Year of the Vegetable

In 2010, 50 percent of meals were eaten outside the home.  Our culture is one where more time is spent watching cooking programs on television  than preparing actual meals, and our waistlines are suffering.

Many of us are intimidated by produce aisles and farmers’ markets, and this often means we leave the most important and healthy parts of a balanced diet off our plates or compromise with frozen or canned substitutes.  A recent report by the Centers for Disease Control and Prevention documented that just 62% of adults have three or more servings of vegetables a day, a number that includes those who deem a tomato slice or lettuce on a burger as a “vegetable serving.”

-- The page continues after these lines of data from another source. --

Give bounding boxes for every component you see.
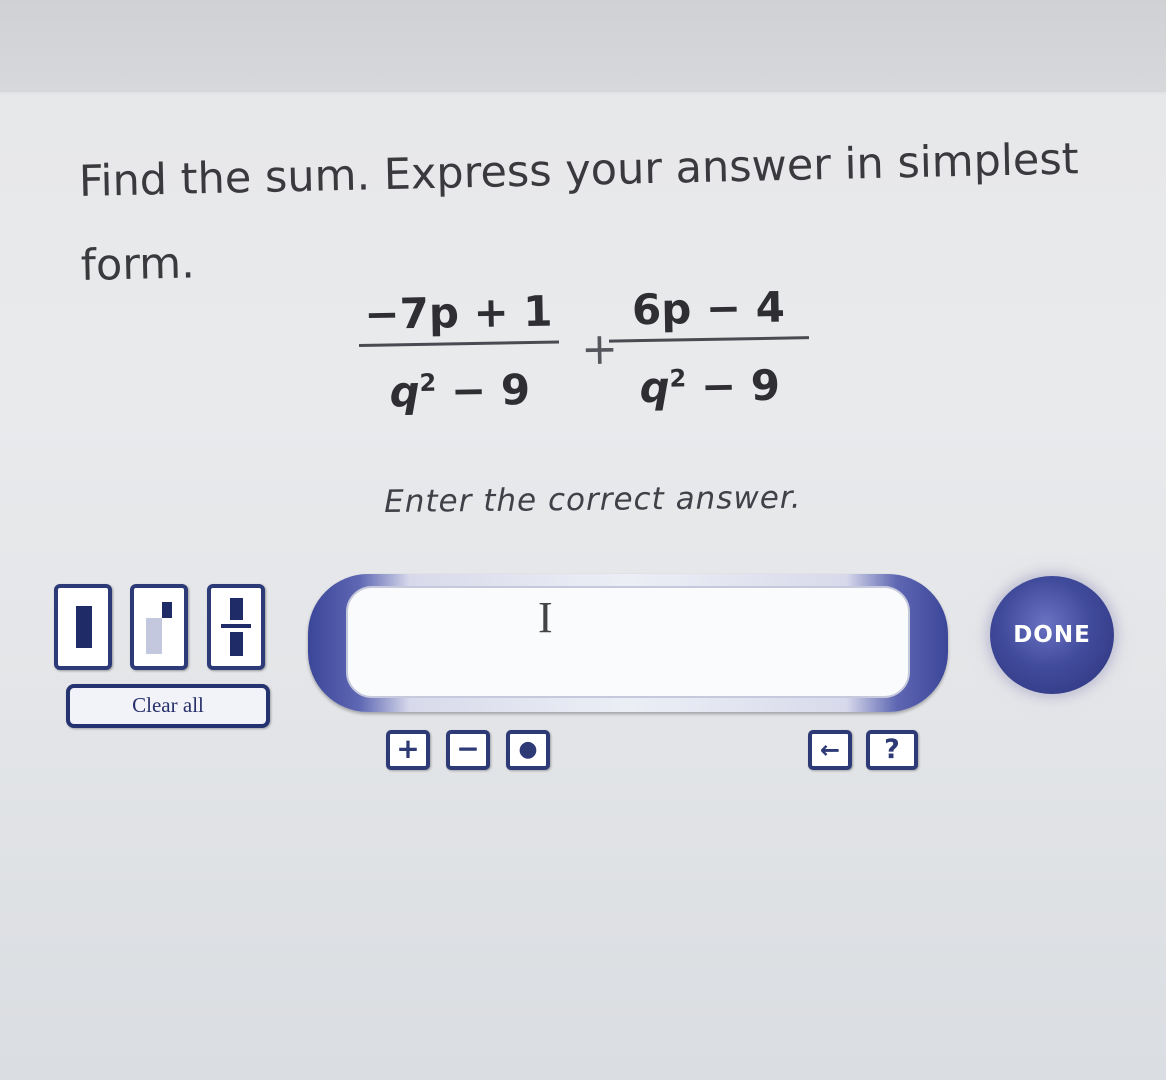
fraction-1-den-exponent: 2 xyxy=(419,368,437,397)
fraction-2-denominator: q2 − 9 xyxy=(609,339,810,412)
done-button[interactable]: DONE xyxy=(990,576,1114,694)
fraction-1-den-rest: − 9 xyxy=(435,365,531,416)
fraction-2-den-rest: − 9 xyxy=(685,360,781,412)
top-strip xyxy=(0,0,1166,92)
box-template-button[interactable] xyxy=(54,584,112,670)
fraction-2-numerator: 6p − 4 xyxy=(607,278,809,343)
fraction-1-numerator: −7p + 1 xyxy=(358,282,560,347)
dot-button[interactable]: ● xyxy=(506,730,550,770)
fraction-2-den-exponent: 2 xyxy=(669,364,687,393)
fraction-1-den-base: q xyxy=(389,366,421,417)
answer-input[interactable] xyxy=(346,586,910,698)
math-expression: −7p + 1 q2 − 9 + 6p − 4 q2 − 9 xyxy=(358,278,821,436)
help-button[interactable]: ? xyxy=(866,730,918,770)
fraction-1-denominator: q2 − 9 xyxy=(359,344,560,417)
box-template-icon xyxy=(76,606,92,648)
fraction-2-den-base: q xyxy=(639,362,671,413)
clear-all-button[interactable]: Clear all xyxy=(66,684,270,728)
text-cursor-icon: I xyxy=(538,593,553,642)
fraction-2: 6p − 4 q2 − 9 xyxy=(607,278,810,412)
minus-button[interactable]: − xyxy=(446,730,490,770)
fraction-template-button[interactable] xyxy=(207,584,265,670)
backspace-button[interactable]: ← xyxy=(808,730,852,770)
instruction-text: Enter the correct answer. xyxy=(384,479,802,520)
fraction-1: −7p + 1 q2 − 9 xyxy=(358,282,560,417)
question-text: Find the sum. Express your answer in sim… xyxy=(78,134,1080,291)
exponent-template-button[interactable] xyxy=(130,584,188,670)
plus-button[interactable]: + xyxy=(386,730,430,770)
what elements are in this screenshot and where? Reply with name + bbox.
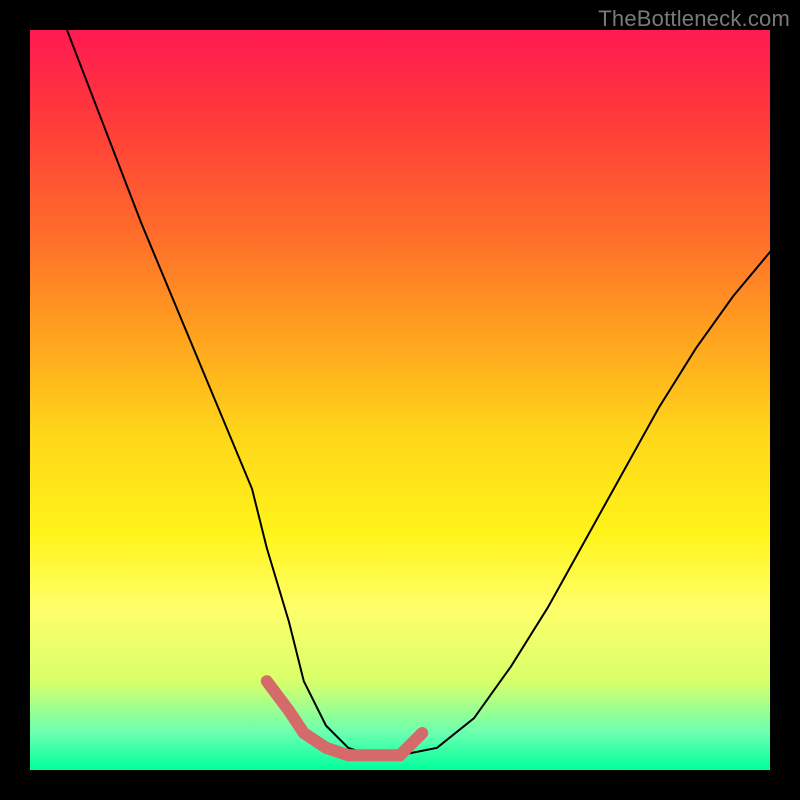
main-curve: [67, 30, 770, 755]
chart-canvas: TheBottleneck.com: [0, 0, 800, 800]
watermark-text: TheBottleneck.com: [598, 6, 790, 32]
plot-area: [30, 30, 770, 770]
curve-svg: [30, 30, 770, 770]
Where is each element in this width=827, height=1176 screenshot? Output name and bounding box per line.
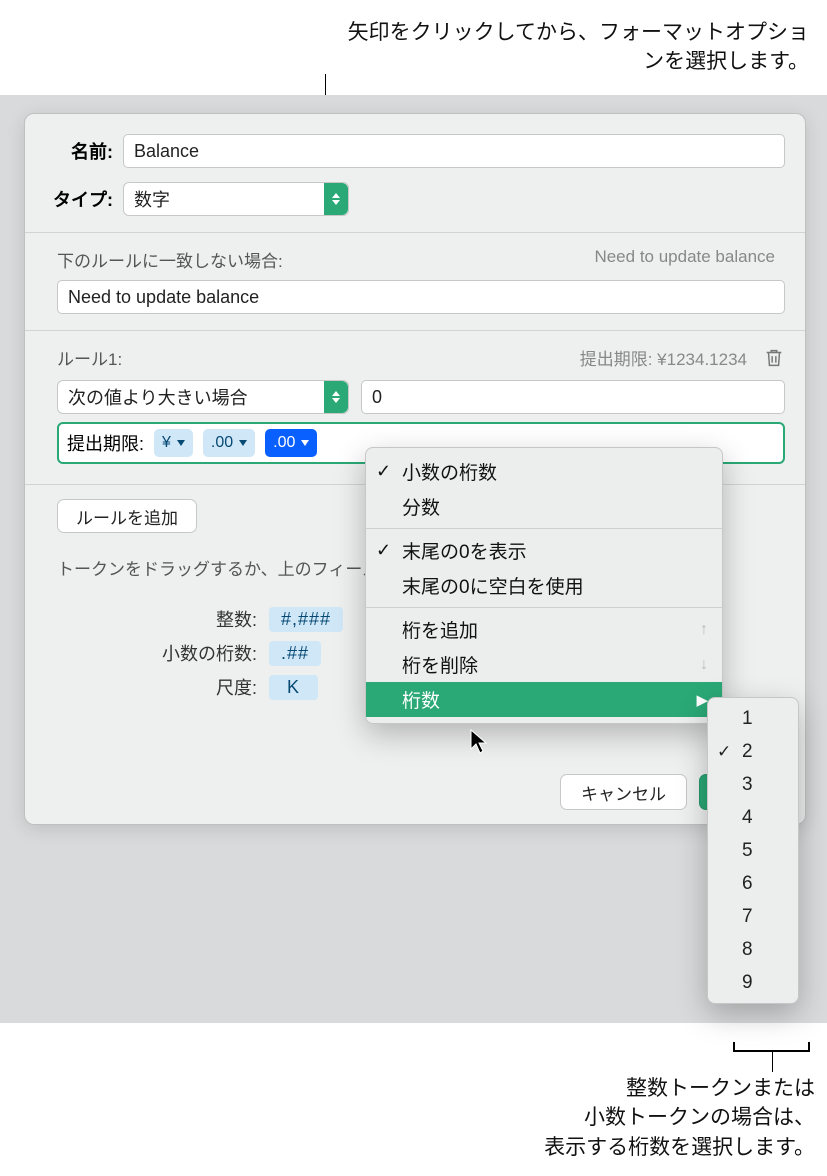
menu-item-label: 桁を削除 — [402, 651, 478, 678]
menu-item[interactable]: 桁を追加 ↑ — [366, 612, 722, 647]
rule1-preview: 提出期限: ¥1234.1234 — [580, 345, 747, 370]
callout-top: 矢印をクリックしてから、フォーマットオプションを選択します。 — [329, 18, 809, 77]
submenu-item[interactable]: 5 — [708, 834, 798, 867]
check-icon: ✓ — [376, 540, 391, 561]
token-bar-label: 提出期限: — [67, 430, 144, 456]
submenu-item[interactable]: 7 — [708, 900, 798, 933]
chevron-down-icon — [177, 440, 185, 446]
submenu-item-label: 2 — [742, 741, 753, 763]
legend-dec-label: 小数の桁数: — [57, 640, 257, 666]
submenu-item-label: 1 — [742, 708, 753, 730]
menu-item[interactable]: ✓ 小数の桁数 — [366, 454, 722, 489]
submenu-item[interactable]: 8 — [708, 933, 798, 966]
rule1-condition-number: 0 — [372, 387, 382, 408]
submenu-item[interactable]: 9 — [708, 966, 798, 999]
chevron-down-icon — [239, 440, 247, 446]
name-input-value: Balance — [134, 141, 199, 162]
trash-icon[interactable] — [763, 346, 785, 370]
token-chip-decimal-2[interactable]: .00 — [265, 429, 317, 457]
submenu-item[interactable]: 3 — [708, 768, 798, 801]
menu-item-label: 末尾の0に空白を使用 — [402, 572, 584, 599]
submenu-item[interactable]: ✓2 — [708, 735, 798, 768]
no-match-value: Need to update balance — [68, 287, 259, 308]
add-rule-button[interactable]: ルールを追加 — [57, 499, 197, 533]
menu-item[interactable]: 末尾の0に空白を使用 — [366, 568, 722, 603]
submenu-item-label: 5 — [742, 840, 753, 862]
submenu-item-label: 7 — [742, 906, 753, 928]
legend-dec-token[interactable]: .## — [269, 641, 321, 666]
no-match-label: 下のルールに一致しない場合: — [57, 247, 283, 272]
no-match-input[interactable]: Need to update balance — [57, 280, 785, 314]
token-chip-currency[interactable]: ¥ — [154, 429, 193, 457]
name-input[interactable]: Balance — [123, 134, 785, 168]
menu-item-label: 小数の桁数 — [402, 458, 497, 485]
submenu-item[interactable]: 1 — [708, 702, 798, 735]
type-select-value: 数字 — [134, 186, 170, 212]
submenu-item-label: 6 — [742, 873, 753, 895]
menu-item-label: 桁を追加 — [402, 616, 478, 643]
cursor-icon — [470, 729, 490, 755]
submenu-item-label: 4 — [742, 807, 753, 829]
menu-separator — [366, 528, 722, 529]
arrow-down-icon: ↓ — [700, 656, 708, 674]
arrow-up-icon: ↑ — [700, 621, 708, 639]
menu-item-label: 末尾の0を表示 — [402, 537, 527, 564]
legend-int-token[interactable]: #,### — [269, 607, 343, 632]
leader-line-bottom — [772, 1050, 773, 1072]
menu-item[interactable]: 桁を削除 ↓ — [366, 647, 722, 682]
menu-item-label: 桁数 — [402, 686, 440, 713]
stepper-icon — [324, 381, 348, 413]
legend-scale-label: 尺度: — [57, 674, 257, 700]
menu-separator — [366, 607, 722, 608]
rule1-title: ルール1: — [57, 345, 122, 370]
rule1-condition-value: 次の値より大きい場合 — [68, 384, 248, 410]
rule1-condition-select[interactable]: 次の値より大きい場合 — [57, 380, 349, 414]
chevron-down-icon — [301, 440, 309, 446]
cancel-button[interactable]: キャンセル — [560, 774, 687, 810]
check-icon: ✓ — [376, 461, 391, 482]
stage-background: 名前: Balance タイプ: 数字 下のルールに一致しない場合: Need … — [0, 95, 827, 1023]
no-match-preview: Need to update balance — [594, 247, 775, 272]
stepper-icon — [324, 183, 348, 215]
submenu-item-label: 8 — [742, 939, 753, 961]
rule1-condition-value-input[interactable]: 0 — [361, 380, 785, 414]
digits-submenu[interactable]: 1✓23456789 — [707, 697, 799, 1004]
menu-item[interactable]: 分数 — [366, 489, 722, 524]
type-label: タイプ: — [45, 186, 123, 212]
submenu-item-label: 3 — [742, 774, 753, 796]
legend-int-label: 整数: — [57, 606, 257, 632]
format-options-menu[interactable]: ✓ 小数の桁数分数 ✓ 末尾の0を表示末尾の0に空白を使用桁を追加 ↑ 桁を削除 ↓ 桁数▶ — [365, 447, 723, 724]
submenu-item[interactable]: 6 — [708, 867, 798, 900]
menu-item[interactable]: ✓ 末尾の0を表示 — [366, 533, 722, 568]
submenu-item-label: 9 — [742, 972, 753, 994]
legend-scale-token[interactable]: K — [269, 675, 318, 700]
token-chip-decimal-1[interactable]: .00 — [203, 429, 255, 457]
type-select[interactable]: 数字 — [123, 182, 349, 216]
callout-bottom: 整数トークンまたは 小数トークンの場合は、 表示する桁数を選択します。 — [400, 1074, 815, 1162]
name-label: 名前: — [45, 138, 123, 164]
menu-item-label: 分数 — [402, 493, 440, 520]
check-icon: ✓ — [717, 742, 731, 762]
submenu-item[interactable]: 4 — [708, 801, 798, 834]
menu-item[interactable]: 桁数▶ — [366, 682, 722, 717]
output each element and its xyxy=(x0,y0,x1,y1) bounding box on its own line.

Common sense tells us that if we want a healthy body we need to pay attention to what we put on our forks and in our mouths – this means fresh vegetables.  Luckily we live in a region abundant in fresh, local, nutritious – and delicious – foods and buying and cooking with them has never been easier.

Here are some helpful tips and suggestions for reclaiming your kitchen and waistline: • Start reading food labels; whole, natural foods most commonly have recognizable words and few ingredients. • Throw away foods with high fructose corn syrup, hydrogenated fats / oils, sugar, or fat as the first or second ingredient on the label. • Put healthier food options within sight in the refrigerator and pantry, while pushing back all the processed food. • Eat from smaller plates and use smaller serving spoons to subconsciously lessen portion size. • Make a set dinner time – no phones, no television, everyone eats the same meal. • Remember, bariatric patients should avoid drinking with meals; no fluids at mealtime. • Invite friends or family to dine with you. • Savor the ritual of the table; bring back the tradition of mealtime.

2011 is a great opportunity to learn about the wonderful variety of foods the Pacific Northwest has to offer, develop confidence in your cooking skills, and reclaim your kitchen.  So go out and fill your shelves with REAL, WHOLE, LOCAL, and FRESH items whenever possible.